Pracuję w USA i niedawno zostałem objęty 90-dniowym planem poprawy wydajności (PIP) w mojej firmie. Krótko przed moją 60-dniową recenzją PIP, zostałem zwolniony. Byłem w firmie tylko 7 miesięcy, ale bardzo łaskawie dali mi odprawę 3 i pół miesiąca z pełnym wynagrodzeniem i świadczeniami. To nie jest literówka: po tym, jak wszystko zostało powiedziane, że & zrobił, skutecznie zapłacą półtora czasu za moje krótkie zatrudnienie. Oczywiście uważali, że nie nadaję się dobrze do tej pracy, ale może „źle się czułem”, pozwalając mi odejść?
Czy jest coś, co należy wyczytać z tak hojnej odprawy za tak krótki etat?
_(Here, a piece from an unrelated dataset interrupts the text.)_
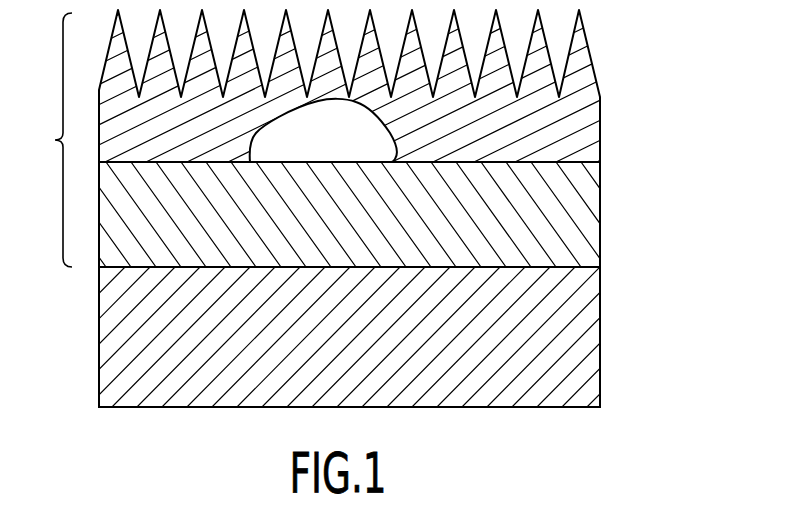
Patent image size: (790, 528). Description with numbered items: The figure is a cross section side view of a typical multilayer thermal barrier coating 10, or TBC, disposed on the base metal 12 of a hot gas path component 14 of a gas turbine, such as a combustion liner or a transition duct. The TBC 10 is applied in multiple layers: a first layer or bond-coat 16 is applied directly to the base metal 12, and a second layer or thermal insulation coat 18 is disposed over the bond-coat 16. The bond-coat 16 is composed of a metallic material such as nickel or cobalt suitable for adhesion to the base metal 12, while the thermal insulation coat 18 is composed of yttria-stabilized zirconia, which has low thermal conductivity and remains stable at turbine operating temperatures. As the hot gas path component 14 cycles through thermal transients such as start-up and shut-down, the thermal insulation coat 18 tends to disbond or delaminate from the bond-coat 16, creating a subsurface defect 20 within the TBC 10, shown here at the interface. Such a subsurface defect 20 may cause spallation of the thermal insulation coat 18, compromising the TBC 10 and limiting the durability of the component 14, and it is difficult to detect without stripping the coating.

Wydaje mi się, że narysowałem krótki koniec kija z punktu widzenia zatrudnienia , ponieważ ostatecznie praca była zupełnie inna niż została mi określona w pierwotnym opisie stanowiska. Czy wygląda na to, że firma zgadza się z tą oceną i stara się zadośćuczynić, dając mi tak hojną odprawę?
Ponadto, czy jest to właściwe, aby poruszać to w przyszłych wywiadach? Prawie tak, jakby powiedzieć: „firma uważała, że nie nadaję się najlepiej na to stanowisko, ale tak wysoko ceniłam mnie jako osobę, że dali mi niesamowity pakiet odpraw”. Albo coś w tym stylu.